İnsan olarak hepimiz, başarılar ve başarısızlıklardan farklı şekillerde etkilenir ve farklı davranışlar sergileriz. Önemli olan, başarısızlığı yönetebilmek kadar, başarıyı da yönetebilmektir. Sezon başında Yönetimin büyük fedakarlıklar ile takıma getirdiği oyuncular ile Beşiktaş , bu ligi farklı bir seviyeye taşıdı. Bu taraflı tarafsız herkesin birleştiği ortak nokta oldu. Tabi ki Beşiktaş takımının kapatamadığı eksik yerler var. Bunun gerek bütçeden, gerekse 8+3 gibi saçma bir uygulamadan olduğunu zaten hepimiz biliyoruz. Ancak ne olursa olsun, tüm bu olgular Beşiktaş’ın bu ligin en iyi takımı olduğu gerçeğini değiştirmez. Böylesine dünya çapında, maç çevirebilecek potansiyele sahip, geçen sezon ile mukayese bile edilemeyecek geniş kadrosu olan Beşiktaş’ın, son haftalarda gösterdiği performanslar kabul edilemez. Sergen’in geçen sezonki agresif, darbeli, ileride basan, , defansını orta sahalara kadar çıkartıp, alan daraltan, ikinci topları toplayıp, oyunu karşı tarafa yıkan sisteminden şimdiye kadar eser yok. Beşiktaş geçen sezon kalite eksikliğinden kaynaklı, galipken oyunu tutmakta zorlanan ve bu nedenle oyunun başından sonuna kadar aynı şekilde oynamak zorunda olan bir takımdı. Bu yüzden ligin son bölümlerinde az kalsın hak ettiğimiz şampiyonluğu elimizden kaçırıyorduk. Şimdi elimizde oyunu tutabilecek ve yönlendirebilecek, Pyaniç, Alex ve geçen sezondan bildiğimiz Souza ve Ghezzal var. Aynı zamanda geçen sezondan daha farklı olan, ileride yaptığı amansız koşu ve presler ile karşı savunmaları içler acısı hale sokan, belki de bu anlamda, dünyanın sayılı oyuncuları arasında gösterilebilecek bir Batsuayi var. Buna rağmen gördüğüm, Beşiktaş’ın hala bir sistem arayışında olduğu yönünde. Sergen henüz bu oyuncular ile nasıl oynayacağını bulamamış, geçen sezonki şampiyon oyuncularını bu yeni gelen oyunculara adapte edememiş. Bunun üzerine bir de takımla çok fazla oynayınca, takım şablonunu henüz yerli yerine oturtamadı. Defansı geçen sezonun aksine daha geride kuran bir Beşiktaş izliyoruz. Bu durum, Souza’nın daha çok mesafe kat etmesine ve belli bir süre sonra yorulmasına yol açıyor. İleride de Batsuayi’nin insanüstü koşuları ve presine orta sahadan cevap gelmeyince, Batsuayi ile orta saha, orta saha ile Souza arasında boşluklar oluyor. Bu da oyun boyunun uzamasına sebep olup, defans ve Souza’yı fazlasıyla bunaltıyor. Böylece çok git gelli oyunlar seyrediyoruz.

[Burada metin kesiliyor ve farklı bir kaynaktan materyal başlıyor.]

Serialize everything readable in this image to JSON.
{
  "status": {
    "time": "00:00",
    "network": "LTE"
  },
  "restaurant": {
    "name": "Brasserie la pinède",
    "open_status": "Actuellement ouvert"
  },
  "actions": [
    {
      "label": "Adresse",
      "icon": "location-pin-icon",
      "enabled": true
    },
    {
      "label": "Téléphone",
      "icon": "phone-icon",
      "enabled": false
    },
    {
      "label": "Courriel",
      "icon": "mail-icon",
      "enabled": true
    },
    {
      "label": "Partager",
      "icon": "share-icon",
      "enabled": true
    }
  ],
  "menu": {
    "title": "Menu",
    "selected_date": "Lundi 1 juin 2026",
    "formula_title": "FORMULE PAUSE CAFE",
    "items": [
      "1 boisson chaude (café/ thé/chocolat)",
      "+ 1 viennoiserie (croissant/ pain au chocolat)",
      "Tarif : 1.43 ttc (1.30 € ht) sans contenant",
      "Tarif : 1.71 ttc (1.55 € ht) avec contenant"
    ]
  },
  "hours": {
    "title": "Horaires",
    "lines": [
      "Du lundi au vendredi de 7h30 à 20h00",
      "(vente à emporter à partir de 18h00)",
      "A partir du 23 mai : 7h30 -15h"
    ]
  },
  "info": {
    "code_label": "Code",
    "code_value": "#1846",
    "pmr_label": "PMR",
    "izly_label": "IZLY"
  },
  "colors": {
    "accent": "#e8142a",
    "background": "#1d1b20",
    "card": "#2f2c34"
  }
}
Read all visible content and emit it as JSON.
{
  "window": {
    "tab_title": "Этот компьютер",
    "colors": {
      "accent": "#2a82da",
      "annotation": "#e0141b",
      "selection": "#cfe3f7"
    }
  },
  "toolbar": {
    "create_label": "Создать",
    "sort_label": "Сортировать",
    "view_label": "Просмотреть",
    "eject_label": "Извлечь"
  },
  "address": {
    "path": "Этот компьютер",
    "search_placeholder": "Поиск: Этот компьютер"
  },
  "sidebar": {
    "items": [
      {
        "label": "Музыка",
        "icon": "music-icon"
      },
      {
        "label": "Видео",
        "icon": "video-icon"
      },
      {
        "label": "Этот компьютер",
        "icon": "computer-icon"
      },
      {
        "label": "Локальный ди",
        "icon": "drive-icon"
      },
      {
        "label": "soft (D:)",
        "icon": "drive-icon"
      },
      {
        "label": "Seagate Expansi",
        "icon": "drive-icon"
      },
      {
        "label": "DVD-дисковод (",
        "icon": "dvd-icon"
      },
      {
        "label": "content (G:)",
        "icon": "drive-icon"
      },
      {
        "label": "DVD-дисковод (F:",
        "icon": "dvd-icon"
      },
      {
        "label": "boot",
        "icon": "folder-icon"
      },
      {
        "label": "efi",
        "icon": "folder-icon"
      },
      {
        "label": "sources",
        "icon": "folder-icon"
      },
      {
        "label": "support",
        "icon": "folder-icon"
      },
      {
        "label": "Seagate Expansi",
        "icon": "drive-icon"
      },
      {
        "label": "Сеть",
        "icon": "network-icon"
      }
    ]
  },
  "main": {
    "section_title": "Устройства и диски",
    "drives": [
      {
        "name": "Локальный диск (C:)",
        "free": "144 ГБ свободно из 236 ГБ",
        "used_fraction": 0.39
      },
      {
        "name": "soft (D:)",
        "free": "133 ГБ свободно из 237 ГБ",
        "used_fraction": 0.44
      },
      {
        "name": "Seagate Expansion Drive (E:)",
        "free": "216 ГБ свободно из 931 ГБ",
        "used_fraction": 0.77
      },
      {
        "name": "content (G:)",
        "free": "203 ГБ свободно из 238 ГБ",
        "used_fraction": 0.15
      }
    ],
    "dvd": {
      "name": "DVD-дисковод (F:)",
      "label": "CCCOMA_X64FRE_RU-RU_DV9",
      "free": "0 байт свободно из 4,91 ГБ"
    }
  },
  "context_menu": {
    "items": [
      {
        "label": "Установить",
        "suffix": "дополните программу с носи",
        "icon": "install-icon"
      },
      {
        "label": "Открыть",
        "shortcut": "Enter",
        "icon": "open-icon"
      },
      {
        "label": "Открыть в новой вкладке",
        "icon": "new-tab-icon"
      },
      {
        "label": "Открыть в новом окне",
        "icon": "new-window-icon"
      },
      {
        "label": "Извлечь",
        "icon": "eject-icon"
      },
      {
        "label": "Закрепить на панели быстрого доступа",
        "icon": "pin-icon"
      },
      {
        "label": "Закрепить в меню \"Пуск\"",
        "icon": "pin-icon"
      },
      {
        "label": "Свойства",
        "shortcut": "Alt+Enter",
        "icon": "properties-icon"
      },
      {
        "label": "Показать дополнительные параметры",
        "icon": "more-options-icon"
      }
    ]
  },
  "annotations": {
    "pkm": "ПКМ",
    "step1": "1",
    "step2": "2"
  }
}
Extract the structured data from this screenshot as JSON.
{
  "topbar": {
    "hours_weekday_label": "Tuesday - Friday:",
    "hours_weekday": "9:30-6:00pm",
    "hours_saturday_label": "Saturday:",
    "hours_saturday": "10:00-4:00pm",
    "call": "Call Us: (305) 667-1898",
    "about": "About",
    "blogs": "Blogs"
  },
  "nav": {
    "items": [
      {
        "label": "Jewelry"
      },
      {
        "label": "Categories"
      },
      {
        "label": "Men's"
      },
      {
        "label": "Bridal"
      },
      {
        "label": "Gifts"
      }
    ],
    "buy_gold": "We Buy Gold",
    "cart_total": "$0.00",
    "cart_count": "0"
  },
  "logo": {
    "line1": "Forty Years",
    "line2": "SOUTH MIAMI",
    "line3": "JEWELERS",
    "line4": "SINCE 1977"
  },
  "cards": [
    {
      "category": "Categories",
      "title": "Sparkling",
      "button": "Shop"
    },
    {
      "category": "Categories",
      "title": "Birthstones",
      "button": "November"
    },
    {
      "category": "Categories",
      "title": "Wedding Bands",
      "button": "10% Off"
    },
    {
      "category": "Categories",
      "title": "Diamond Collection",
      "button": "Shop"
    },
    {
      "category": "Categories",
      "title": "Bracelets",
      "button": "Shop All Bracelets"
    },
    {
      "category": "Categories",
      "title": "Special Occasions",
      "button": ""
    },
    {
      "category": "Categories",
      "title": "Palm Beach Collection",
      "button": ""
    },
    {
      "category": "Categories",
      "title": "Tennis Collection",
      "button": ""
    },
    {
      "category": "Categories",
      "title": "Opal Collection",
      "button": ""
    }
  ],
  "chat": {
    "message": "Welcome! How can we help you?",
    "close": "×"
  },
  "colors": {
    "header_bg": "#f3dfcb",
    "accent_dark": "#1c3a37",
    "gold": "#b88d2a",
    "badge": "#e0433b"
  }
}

Sakatlıkların çok olmasını kabul ediyorum. Ancak Beşiktaş’ın geçtiğimiz sezona göre çok alternatifli bir kadrosu var. Üstelik geçen sezondan beri üç günde bir maç yapmaya alışkın oyuncuları mevcut. Şampiyonlar Ligi seviyelerinde oynayan Beşiktaş’ın, Türkiye Liginde puan kaybettiği maçlarda sakatlıkları bahane göstermeye hakkı yok. Beşiktaş’ın bir an önce geçen sezon ki oyun anlayışına dönmesi, bu anlayış içerisine dünya çapında ki yıldızlarını entegre etmesi gerekir. Böyle olursa, geçen sezon tutamadığı oyunu da tutup, oyun içerisinde daha az mesafe kat edip, daha diri kalır ve bu ligde güle oynaya her maçı kazanır. Üstelik adale sakatlıkları da geçen sezonki gibi daha az yaşanır. Yoksa Şampiyonlar Liginde Allah korusun ağır yenilgiler alabiliriz. Bu da ligimize çok olumsuz bir şekilde yansıyabilir. Kısacası Şampiyonlar Ligi bizim içim kabusa dönüşebilir, tabir yerinde ise, “Kaş yaparken, göz çıkartırız.”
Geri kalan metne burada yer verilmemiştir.